JD.com 10,000-scale Hadoop cluster | distributed resource management and job scheduling 04/24 Update SLTechnology News&Howtos

JD.com 10,000-scale Hadoop cluster | distributed resource management and job scheduling

2025-04-24 Update From: SLTechnology News&Howtos shulou NAV: SLTechnology News&Howtos > Servers >

Shulou(Shulou.com)06/02 Report--

Author | Wu Yishun

Transferred from | JD.com technology

Why does JD.com want to do Hadoop on the scale of 10,000 units?

With the growth of JD.com 's business, the original Hadoop cluster has been unable to meet the rapid growth of storage and computing needs. Although splitting a cluster can share some of the pressure, it brings some other problems, such as if a business inevitably needs data on another cluster after splitting a cluster, it brings the problem of reading data across clusters, which seriously affects the efficiency of job execution. On the other hand, each cluster always has free time, and when a cluster is idle, these resources are wasted and have no value.

In order to increase production efficiency and save costs, the previously scattered cluster resources must be managed together to form a super-large cluster to provide services, and various parallel frameworks can make use of its storage and computing resources for business processing.

Overview of Hadoop

As the processing platform of big data, Hadoop has a history of more than ten years. The design idea is to use cheap desktops to form a large cluster for distributed computing and data storage, to ensure the security and high availability of data by means of redundant backup, and to complete the fast processing of super-large data sets by means of parallel computing.

Improve the computing and storage capacity of the Hadoop cluster by adding more nodes. Usually in distributed parallel processing data, the cost of mobile computing code is lower than that of mobile data, so Hadoop's MapReduce framework distributes the computing code to each data node for execution, making use of the network interaction with less data locality to improve performance.
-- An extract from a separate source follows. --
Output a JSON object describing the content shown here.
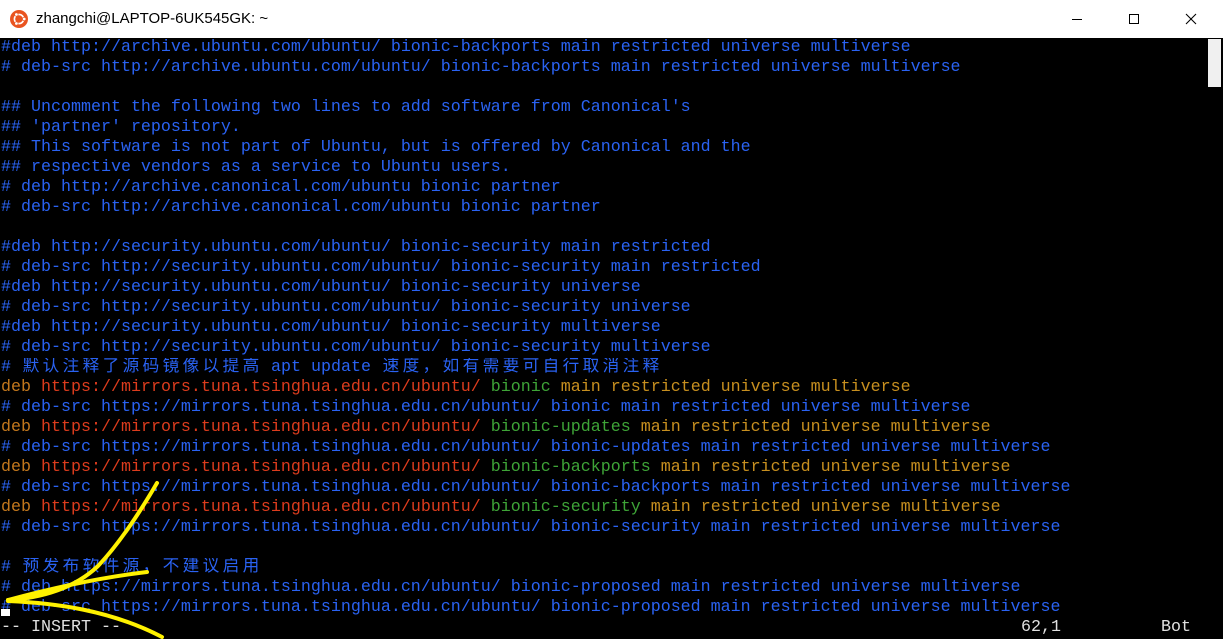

In the past, before Hadoop 2.0, the design of Hadoop included two parts, the first part was distributed storage HDFS, and the other part was MapReduce computing framework. Since the Hadoop2.0 version, the computing framework has been optimized and upgraded to the YARN (Yet Another Resource Negotiator) we use now. YARN provides the functions of distributed resource management and job scheduling, as well as a unified programming model. Through this programming model, many computing frameworks can be migrated to YARN.

From the perspective of vision, Hadoop is committed to solving complex data processing and computing, dealing with structured and unstructured data storage, and providing distributed massive data parallel processing.
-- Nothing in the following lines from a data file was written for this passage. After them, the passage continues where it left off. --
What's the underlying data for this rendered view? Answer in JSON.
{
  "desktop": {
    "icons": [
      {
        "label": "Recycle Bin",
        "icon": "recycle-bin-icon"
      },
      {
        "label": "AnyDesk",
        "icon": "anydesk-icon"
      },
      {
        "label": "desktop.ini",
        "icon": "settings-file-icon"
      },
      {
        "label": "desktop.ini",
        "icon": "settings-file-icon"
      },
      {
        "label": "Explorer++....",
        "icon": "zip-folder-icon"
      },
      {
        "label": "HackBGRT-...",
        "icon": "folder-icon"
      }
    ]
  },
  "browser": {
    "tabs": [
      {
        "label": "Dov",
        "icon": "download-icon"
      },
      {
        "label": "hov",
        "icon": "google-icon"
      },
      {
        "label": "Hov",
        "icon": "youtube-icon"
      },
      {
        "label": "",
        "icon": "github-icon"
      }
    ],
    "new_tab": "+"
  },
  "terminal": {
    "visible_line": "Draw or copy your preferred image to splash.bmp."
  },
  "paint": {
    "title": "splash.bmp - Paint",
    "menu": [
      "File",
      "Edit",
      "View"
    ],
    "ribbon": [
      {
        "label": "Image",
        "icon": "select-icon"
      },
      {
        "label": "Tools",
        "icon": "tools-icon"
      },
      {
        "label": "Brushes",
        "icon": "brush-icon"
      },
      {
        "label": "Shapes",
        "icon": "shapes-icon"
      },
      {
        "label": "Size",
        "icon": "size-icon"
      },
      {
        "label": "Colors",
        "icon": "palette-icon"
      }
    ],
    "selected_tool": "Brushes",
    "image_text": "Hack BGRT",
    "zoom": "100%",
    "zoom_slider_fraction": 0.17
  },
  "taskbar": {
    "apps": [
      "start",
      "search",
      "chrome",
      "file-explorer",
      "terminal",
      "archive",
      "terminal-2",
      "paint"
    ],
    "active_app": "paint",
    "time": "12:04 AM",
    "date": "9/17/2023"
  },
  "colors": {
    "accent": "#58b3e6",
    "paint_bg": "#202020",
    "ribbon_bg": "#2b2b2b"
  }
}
In retrospect, we used MPI and OpenMP to implement a distributed processing program, when we needed to control the remote start and stop of the program and write our own fault-tolerant code. Now Hadoop encapsulates these tedious and universal functions into the framework through optimization and abstraction, so that developers only need to pay attention to their own business logic code and do not need to write some error retry and communication-related code, which greatly increases the development efficiency. At the same time, data engineers who are not very good at writing code can easily use Hadoop clusters to implement their own distributed processing and analysis programs.

Under the Hadoop 2.0 YARN architecture, there are mainly the following components:

1. ResourceManager: master node service, responsible for maintaining node information and responsible for resource management and job scheduling. You can use Zookeeper to achieve high availability. 2. NodeManager: computing node service, responsible for computing and managing Container processes on the current node. Can deploy 1 million 3. ApplicationMaster: each application submitted by the user will contain an ApplicationMaster, which is responsible for communicating with RM or releasing resources to start and stop Task with NM. Monitoring the running status of tasks 4. Container: Container is a resource abstraction in YARN, which encapsulates resources of multiple latitudes, such as CPU, memory, disk, etc. 5. Client: responsible for submitting jobs, while providing some command line tools

Introduction to JD.com Hadoop distributed Resource Management and Job scheduling

JD.com began to use Hadoop a long time ago, stepped on a lot of holes, from feeling the stones across the river to now a little success, whether it is business problems or Hadoop framework itself problems, we have encountered.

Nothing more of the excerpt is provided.